L’omologazione del cinema di genere (e non solo) su Netflix resta un problema, almeno in ottica cinefila. Il legame di Domenico De Feudis, con Riccardo Scamarcio e l’argentina Mia Maestro, risponde a logiche produttive glocal e a un impianto formale che nella piattaforma sono ovunque.
Il film riprende un cortometraggio dello stesso regista che gira attorno al tema del malocchio, una forma di magia nera che ritorna nelle tradizioni del Sud Italia. Ne cade vittima la piccola Sofia che, assieme alla madre, segue il papa adottivo nella sua villa di famiglia, al centro di una tenuta circondata da ulivi centenari. Local è quindi l’ambientazione e l’immaginario dietro al racconto, globale tutto il resto.

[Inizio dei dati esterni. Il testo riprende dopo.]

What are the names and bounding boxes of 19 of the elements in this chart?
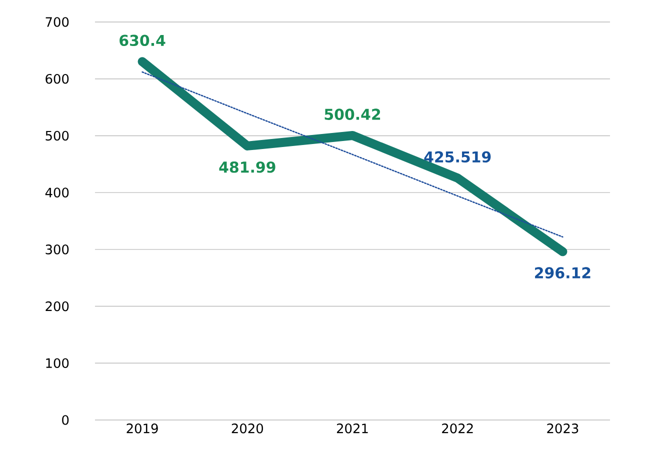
data-label: 296.12 [535, 267, 590, 278]
x-tick-label: 2021 [336, 424, 368, 434]
y-tick-label: 300 [46, 244, 69, 254]
x-tick-label: 2020 [232, 424, 264, 434]
line-series [142, 71, 564, 238]
x-tick-label: 2019 [126, 424, 158, 434]
y-tick-label: 100 [46, 358, 69, 368]
y-tick-label: 500 [46, 130, 69, 141]
y-tick-label: 200 [46, 301, 69, 312]
data-label: 630.4 [120, 34, 166, 46]
data-label: 481.99 [219, 161, 276, 173]
x-tick-label: 2023 [547, 424, 578, 434]
y-tick-label: 0 [62, 415, 69, 425]
data-label: 425.519 [424, 151, 491, 163]
y-tick-label: 600 [46, 74, 69, 84]
data-label: 500.42 [324, 108, 380, 120]
x-tick-label: 2022 [442, 424, 473, 434]
y-tick-label: 700 [46, 17, 69, 27]
y-tick-label: 400 [45, 188, 69, 198]
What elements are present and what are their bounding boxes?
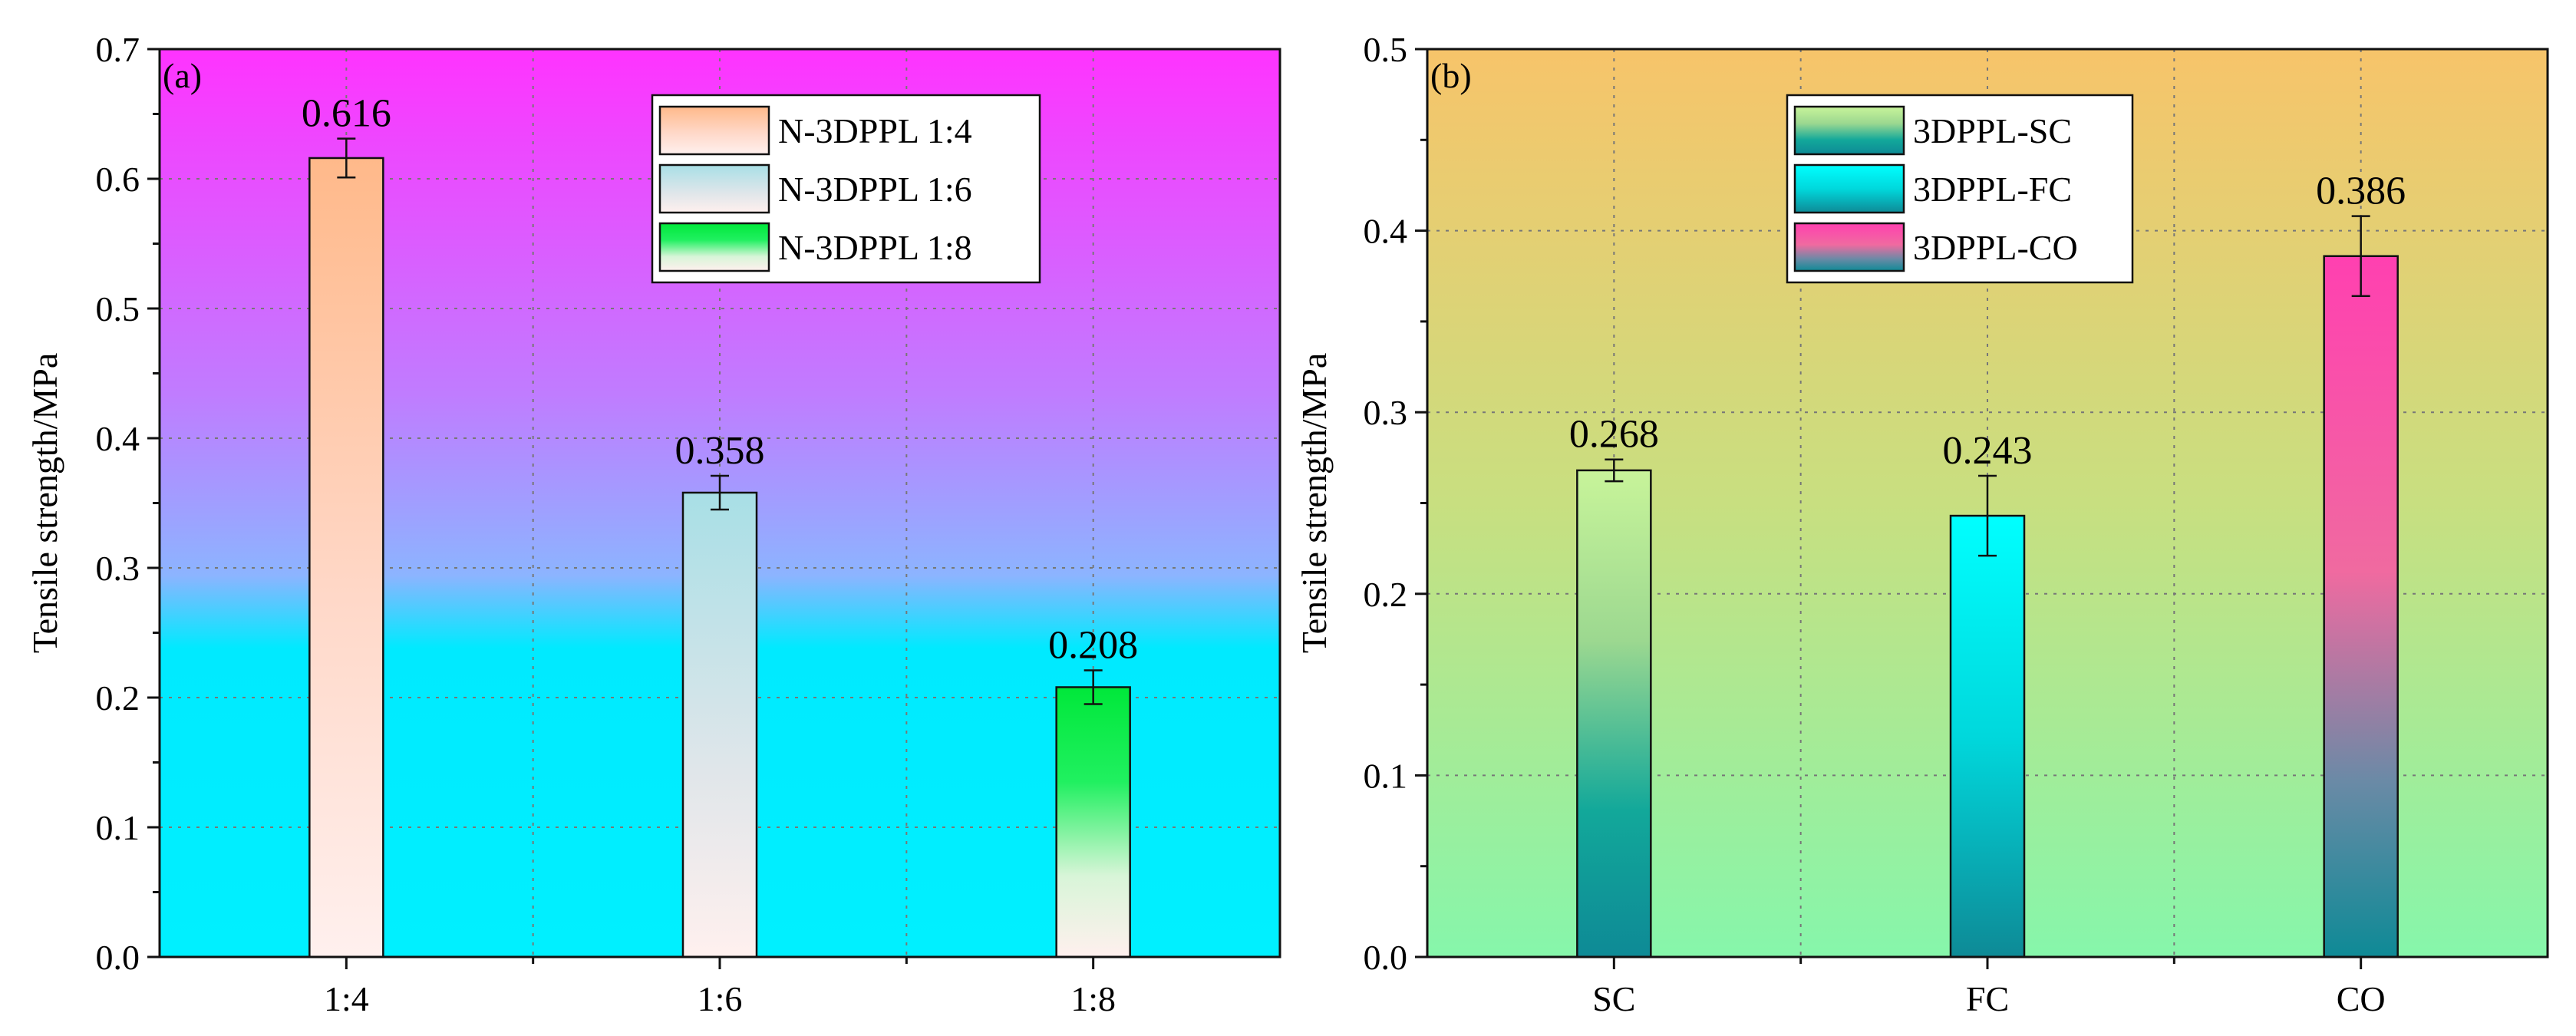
x-tick-label: 1:4 [324,979,369,1018]
legend-swatch [658,163,770,214]
data-label: 0.386 [2316,170,2406,213]
y-tick-label: 0.1 [96,808,140,847]
y-tick-label: 0.1 [1364,756,1408,795]
x-tick-label: SC [1592,979,1635,1018]
bar-SC [1576,469,1652,958]
legend-entry: N-3DPPL 1:8 [778,228,972,267]
x-tick-label: 1:8 [1070,979,1116,1018]
y-tick-label: 0.3 [1364,393,1408,432]
legend-swatch [1793,105,1905,156]
legend-swatch [658,105,770,156]
y-tick-label: 0.6 [96,160,140,199]
y-tick-label: 0.4 [96,419,140,458]
y-tick-label: 0.3 [96,549,140,588]
bar-CO [2323,255,2399,958]
y-tick-label: 0.2 [96,678,140,718]
y-tick-label: 0.2 [1364,575,1408,614]
data-label: 0.616 [302,92,391,136]
legend-entry: 3DPPL-SC [1913,111,2072,150]
chart-panel-a: 0.616 0.358 0.208 0.0 0.1 0.2 0.3 0.4 0.5 0.6 0.7 1… [25,30,1281,1018]
y-tick-label: 0.4 [1364,212,1408,251]
y-tick-label: 0.0 [1364,938,1408,977]
x-tick-label: 1:6 [698,979,743,1018]
legend-entry: 3DPPL-CO [1913,228,2078,267]
legend-entry: 3DPPL-FC [1913,170,2072,209]
legend-entry: N-3DPPL 1:6 [778,170,972,209]
y-axis-title: Tensile strength/MPa [25,353,64,654]
data-label: 0.268 [1569,413,1659,457]
chart-panel-b: 0.268 0.243 0.386 0.0 0.1 0.2 0.3 0.4 0.5 SC FC CO T… [1295,30,2549,1018]
data-label: 0.358 [675,429,765,473]
legend-swatch [1793,222,1905,272]
legend: N-3DPPL 1:4 N-3DPPL 1:6 N-3DPPL 1:8 [651,94,1041,284]
x-tick-label: CO [2337,979,2386,1018]
data-label: 0.208 [1048,624,1138,668]
legend-entry: N-3DPPL 1:4 [778,111,972,150]
panel-label: (b) [1430,56,1472,95]
bar-1:8 [1055,686,1131,958]
legend-swatch [1793,163,1905,214]
data-label: 0.243 [1943,429,2033,473]
bar-1:4 [308,157,384,958]
bar-1:6 [681,491,758,958]
legend-swatch [658,222,770,272]
y-tick-label: 0.5 [96,289,140,328]
y-tick-label: 0.0 [96,938,140,977]
y-tick-label: 0.5 [1364,30,1408,69]
y-tick-label: 0.7 [96,30,140,69]
bar-FC [1949,514,2026,958]
panel-label: (a) [163,56,202,95]
legend: 3DPPL-SC 3DPPL-FC 3DPPL-CO [1786,94,2134,284]
x-tick-label: FC [1966,979,2009,1018]
y-axis-title: Tensile strength/MPa [1295,353,1334,654]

Cioè l’estetica del “mostro” (perché alla fine sempre su un mostro si va a finire), che si rifà a un’iconografia che a partire dal J-horror è stata saccheggiata ovunque negli ultimi vent’anni, il cast transnazionale, lo sguardo turistico sulle location, le dinamiche del racconto.
Il film, intendiamoci, è girato con grande professionalità, e non sfigura accanto al gran numero di thriller e horror latini – spagnoli soprattutto – che si trovano sulla piattaforma. Il problema, piuttosto, è che si confonde con essi. Sui titoli di coda scorrono foto d’epoca di uomini e donne in preda al malocchio, in pratica posseduti, e sono realmente spaventose. È come se improvvisamente il contesto prendesse vita, solo che il film è finito. Manca esattamente questo a Il legame, l’intimità con il territorio e la sua gente, lo sguardo che documenta, il suono del dialetto. Basti pensare alla scelta paradossale di far recitare la madre del protagonista, Mariella Losardo, che dovrebbe incarnare il passato e la tradizione magica della sua terra, in uno sfavillante italiano teatrale, senza ombra di dialetto.
In definitiva Il legame è un film “che fa mucchio” nel catalogo Netflix, serve a rimpolpare l’offerta di horror della piattaforma con un prodotto ben composto e senza carattere. Un prodotto che funzionerà probabilmente meglio con il pubblico internazionale che con quello italiano. Capita quasi sempre quando gli americani vengono a girare da noi e in fondo – nonostante progetto e produzione siano italiani – è quello che succede anche qui.